The original author of the Pay Our Military Act, Rep. Mike Coffman, R-Colo., began the hearing on a harsh note by accusing Hale and the Defense Department of failing to correctly interpret the law for political reasons. In his view, the law made possible the recall of thousands of furloughed DOD civilians and the payment of the death gratuity and other special pays.
“My bill cast as wide a net as possible,” Coffman said. “There was a deliberate decision to misinterpret the law for political purposes.”
Angered by the Pentagon’s interpretation of the law, the House on Wednesday and the Senate early Thursday — both by unanimous votes — passed additional legislation to make sure the payments could happen.

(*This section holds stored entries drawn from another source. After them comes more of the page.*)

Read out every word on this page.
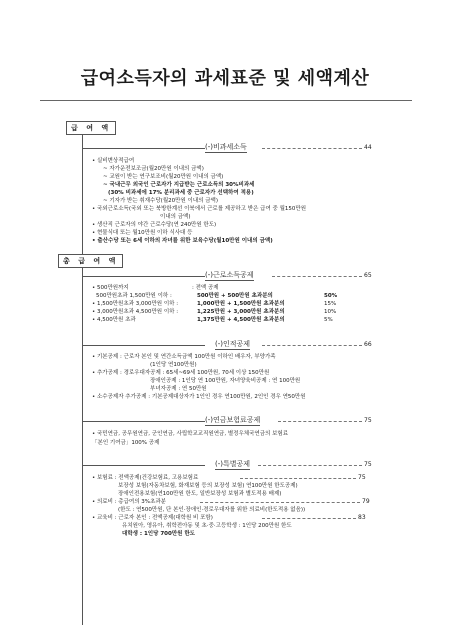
급여소득자의 과세표준 및 세액계산
급 여 액
(-)비과세소득	44
• 실비변상적급여
~ 자가운전보조금(월20만원 이내의 금액)
~ 교원이 받는 연구보조비(월20만원 이내의 금액)
~ 국내근무 외국인 근로자가 지급받는 근로소득의 30%비과세
(30% 비과세에 17% 분리과세 중 근로자가 선택하여 적용)
~ 기자가 받는 취재수당(월20만원 이내의 금액)
• 국외근로소득(국외 또는 북방한계선 이북에서 근로를 제공하고 받은 급여 중 월150만원
이내의 금액)
• 생산직 근로자의 야간 근로수당(연 240만원 한도)
• 현물식대 또는 월10만원 이하 식사대 등
• 출산수당 또는 6세 이하의 자녀를 위한 보육수당(월10만원 이내의 금액)
총 급 여 액
(-)근로소득공제	65
• 500만원까지	: 전액 공제
500만원초과 1,500만원 이하 :	500만원 + 500만원 초과분의	50%
• 1,500만원초과 3,000만원 이하 :	1,000만원 + 1,500만원 초과분의	15%
• 3,000만원초과 4,500만원 이하 :	1,225만원 + 3,000만원 초과분의	10%
• 4,500만원 초과	1,375만원 + 4,500만원 초과분의	5%
(-)인적공제	66
• 기본공제 : 근로자 본인 및 연간소득금액 100만원 이하인 배우자, 부양가족
(1인당 연100만원)
• 추가공제 : 경로우대자공제 : 65세~69세 100만원, 70세 이상 150만원
장애인공제 : 1인당 연 100만원, 자녀양육비공제 : 연 100만원
부녀자공제 : 연 50만원
• 소수공제자 추가공제 : 기본공제대상자가 1인인 경우 연100만원, 2인인 경우 연50만원
(-)연금보험료공제	75
• 국민연금, 공무원연금, 군인연금, 사립학교교직원연금, 별정우체국연금의 보험료
「본인 기여금」100% 공제
(-)특별공제	75
• 보험료 : 전액공제(건강보험료, 고용보험료	75
보장성 보험(자동차보험, 화재보험 등의 보장성 보험) 연100만원 한도공제)
장애인전용보험(연100만원 한도, 일반보장성 보험과 별도적용 배제)
• 의료비 : 총급여의 3%초과분	79
(한도 : 연500만원, 단 본인·장애인·경로우대자를 위한 의료비(한도적용 없음))
• 교육비 : 근로자 본인 : 전액공제(대학원 비 포함)	83
유치원아, 영유아, 취학전아동 및 초·중·고등학생 : 1인당 200만원 한도
대학생 : 1인당 700만원 한도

But late Wednesday, Defense Secretary Chuck Hagel said the situation was resolved, by working through the nonprofit Fisher House Foundation.
Hale said 29 members of the U.S. military have died since Oct. 1.
Hale also reported that 95 percent of the department’s civilian workers are back at work because of the new Pay Our Military Act, but about 40,000 employees remain on furlough because of how the law was written.
Testifying before the Subcommittee on Readiness of the House Armed Services Committee, Hale called the current government shutdown “a tragedy,” but praised the 10-day-old law that both chambers of Congress passed at the end of September and was signed into law by President Barack Obama.
But Hale said after the Pentagon conferred with the Justice Department on how to interpret the law, officials concluded that not all employees could be recalled from furlough.
“We concluded that POMA did not provide for a blanket recall,” Hale said. “[The law] should have said ‘all civilians.’ It did not.”
Because of that, Hale said DOD officials were forced to determine which employees were most essential to the military — a process he called “difficult, time-consuming and hurtful.”
Eventually, Hale said Defense Secretary Chuck Hagel decided that employees who were essential to “direct support” could be recalled. That meant about 98 percent of those civilian workers were back at work on Oct. 7, and will be paid Oct. 15.
About 40,000 civilian employees fell outside of that category, however, most of whom are Army Corps of Engineers workers. Many of them are back at work anyway because their pay was provided by prior years’ funding, but that may run out soon, Hale said. Most of the Army Corps employees who are still on furlough are involved in public affairs or auditing.